Ten years on the terms ‘bitcoin’ and ‘cryptocurrency’ are widely known. ‘How to buy bitcoin’ was the third most searched for ‘How to…’ phrase in Google in 2018. Indeed, there have certainly been miraculous stories of cryptocurrency catapulting individuals into millionaire status, however my perspective on this is that these are few and far between.
Crypto investments rarely end well.
What is Cryptocurrency?
Cryptocurrency is a virtual currency that serves as a digital medium of exchange. They do not physically exist as coins or notes, but rather, are held in digital wallets accessible only by a username and password. The term ‘cryptocurrency’ is derived from the currency’s use of cryptography to secure and verify transactions and control the creation of new units of the currency.
There are many different types of cryptocurrency, however the most popular one by far is Bitcoin. Other digital currencies include: Litecoin, Ethereum, and Ripple.
Risks with Cryptocurrencies
They are so many false claims about cryptocurrencies being a better way to transact. From the transaction speed, to the anonymity and market value of Bitcoin, there are numerous unfounded and under-researched headlines floating around.
While there are always risks involved in investing, these liabilities are intensified when it comes to the digital currency.
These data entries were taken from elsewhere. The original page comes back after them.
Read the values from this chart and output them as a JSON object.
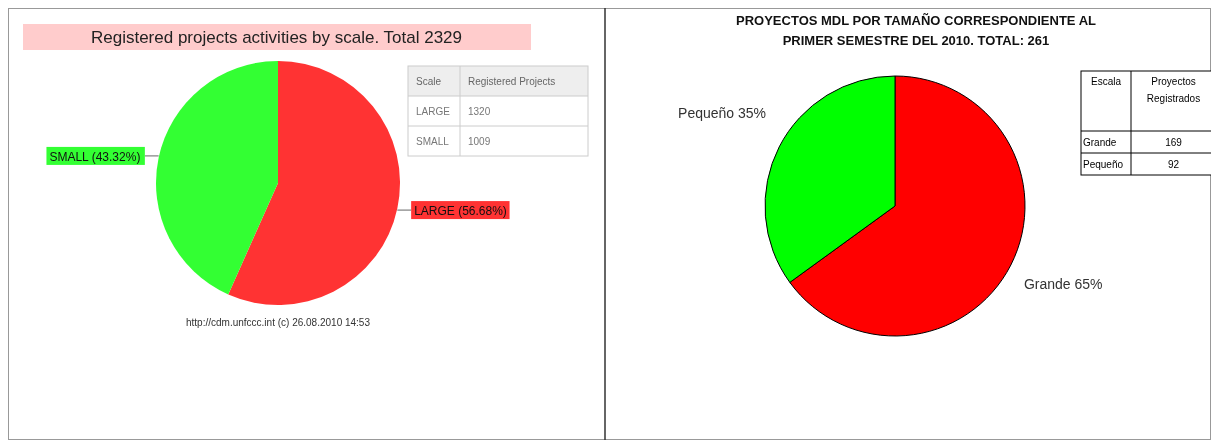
{
  "chart_data": [
    {
      "type": "pie",
      "title": "Registered projects activities by scale. Total 2329",
      "categories": [
        "LARGE",
        "SMALL"
      ],
      "values": [
        56.68,
        43.32
      ],
      "colors": [
        "#ff3333",
        "#33ff33"
      ],
      "value_labels": [
        "(56.68%)",
        "(43.32%)"
      ],
      "annotations": [
        "http://cdm.unfccc.int (c) 26.08.2010 14:53"
      ]
    },
    {
      "type": "other",
      "legend_title": "Scale",
      "ylabel": "Registered Projects",
      "categories": [
        "LARGE",
        "SMALL"
      ],
      "values": [
        1320,
        1009
      ],
      "data_labels": true
    },
    {
      "type": "pie",
      "title": "PROYECTOS MDL POR TAMAÑO CORRESPONDIENTE AL PRIMER SEMESTRE DEL 2010. TOTAL: 261",
      "categories": [
        "Grande",
        "Pequeño"
      ],
      "values": [
        65,
        35
      ],
      "colors": [
        "#ff0000",
        "#00ff00"
      ],
      "value_labels": [
        "65%",
        "35%"
      ]
    },
    {
      "type": "other",
      "legend_title": "Escala",
      "ylabel": "Proyectos Registrados",
      "categories": [
        "Grande",
        "Pequeño"
      ],
      "values": [
        169,
        92
      ],
      "data_labels": true
    }
  ]
}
Particularly true for those who are new to investing, the hype surrounding cryptocurrency and the expectation to ‘get rich quick’ can result in individuals getting swept away and failing to consider the real financial consequences of their actions.
The most important considerations to using cryptocurrency include:
- The price is entirely based on the sentiment and number of buyers and sellers, meaning they move around a lot. For example, while Bitcoin traded at close to US$ 20 000 in December 2017, its value dropped to as low as $3200 a year later. In May 2019 it topped $8000. Currently, it is trading around US$ 10 200.
- There are currently no Federal, State or Local police taskforces dedicated to cryptocurrency crimes against an individual, meaning if your digital wallet is stolen or hacked, you will have little chance of recovering your funds.
Should I buy cryptocurrency?
For the typical person, cryptocurrency markets are volatile, unregulated and fraught with unscrupulous players.
Purchasing cryptocurrency is akin to gambling or speculating, not investing. I see investing as buying into a business that creates products or provides services that produce, or eventually produce, a cashflow over an extended period of time.
An investment is something that has an underlying value. Digital currencies are only worth what someone else is willing to pay. Buying something in the hope that someone else will pay you more for it (the greater fool theory) is not investing.